Fossé des générations oblige, il arrive que les professeurs soient souvent perçus comme des extraterrestres par leurs élèves. Ainsi, quand j’ai le malheur de prononcer le mot « magnétoscope », ou pire encore « disquette », voire même les phrases « Cesse de t’affaler sur ton banc » ou « Enlève ta casquette en entrant en classe », je vois les élèves poser sur moi des yeux ronds qui signifient : « Cette créature essaie vraisemblablement de communiquer avec moi mais je ne comprends pas un traître mot de ce qu’elle me dit ». The Faculty prend cette idée au pied de la lettre, puisque les enseignants y sont VRAIMENT des aliens. Et les élèves, s’ils n’obéissent pas à leurs profs, risquent bien plus qu’une simple retenue ou un jour de renvoi à domicile… Et c’est drôlement chouette.
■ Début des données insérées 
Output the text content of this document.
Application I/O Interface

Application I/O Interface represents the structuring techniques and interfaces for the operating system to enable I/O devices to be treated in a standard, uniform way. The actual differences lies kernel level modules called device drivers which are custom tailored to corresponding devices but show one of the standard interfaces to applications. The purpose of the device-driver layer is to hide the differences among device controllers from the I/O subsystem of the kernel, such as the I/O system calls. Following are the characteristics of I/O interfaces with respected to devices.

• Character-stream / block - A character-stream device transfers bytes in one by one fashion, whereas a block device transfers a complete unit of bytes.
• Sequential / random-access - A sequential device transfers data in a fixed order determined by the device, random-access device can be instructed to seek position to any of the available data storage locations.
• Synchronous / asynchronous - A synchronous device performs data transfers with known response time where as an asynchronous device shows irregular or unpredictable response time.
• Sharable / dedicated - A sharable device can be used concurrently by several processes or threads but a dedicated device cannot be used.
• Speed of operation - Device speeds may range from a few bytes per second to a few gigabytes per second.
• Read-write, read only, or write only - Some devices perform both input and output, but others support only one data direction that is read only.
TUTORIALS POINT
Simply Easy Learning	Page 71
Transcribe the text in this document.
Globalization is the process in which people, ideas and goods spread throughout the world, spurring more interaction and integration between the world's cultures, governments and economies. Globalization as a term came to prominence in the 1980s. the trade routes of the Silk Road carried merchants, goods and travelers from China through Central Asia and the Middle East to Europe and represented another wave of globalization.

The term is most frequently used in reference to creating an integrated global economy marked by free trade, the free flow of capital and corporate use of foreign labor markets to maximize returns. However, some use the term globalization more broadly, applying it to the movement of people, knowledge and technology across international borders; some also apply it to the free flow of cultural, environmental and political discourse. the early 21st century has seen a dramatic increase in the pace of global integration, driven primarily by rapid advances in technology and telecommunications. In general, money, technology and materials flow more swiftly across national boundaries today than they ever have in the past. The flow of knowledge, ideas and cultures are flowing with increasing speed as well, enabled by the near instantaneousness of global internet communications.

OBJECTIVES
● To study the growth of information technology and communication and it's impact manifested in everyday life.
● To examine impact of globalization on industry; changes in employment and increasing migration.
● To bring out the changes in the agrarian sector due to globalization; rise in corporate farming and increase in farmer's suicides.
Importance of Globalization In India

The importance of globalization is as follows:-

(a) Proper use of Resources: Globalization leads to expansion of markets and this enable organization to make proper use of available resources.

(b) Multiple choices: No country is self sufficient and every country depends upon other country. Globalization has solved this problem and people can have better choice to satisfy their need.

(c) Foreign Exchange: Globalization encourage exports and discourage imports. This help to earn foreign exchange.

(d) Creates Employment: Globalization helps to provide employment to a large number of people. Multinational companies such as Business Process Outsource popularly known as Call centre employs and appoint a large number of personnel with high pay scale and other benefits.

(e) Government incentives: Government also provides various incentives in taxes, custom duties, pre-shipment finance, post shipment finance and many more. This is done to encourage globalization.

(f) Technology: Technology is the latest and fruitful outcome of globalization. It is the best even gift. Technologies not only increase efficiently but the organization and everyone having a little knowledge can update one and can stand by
Je porte un amour sans limite aux films de Kevin Williamson : Scream et sa suite, ou Souviens-toi…l’été dernier sont des films qui occupent une place particulière dans mon cœur tant ils ont joué un rôle primordial dans la naissance de mon affection pour les films d’horreur. The Faculty fait également partie de cette liste. Non non non, ma passion adolescente pour le merveilleux, magnifique, sensationnel, extraordinairement fantastique Josh Hartnett n’a rien à voir avec ça.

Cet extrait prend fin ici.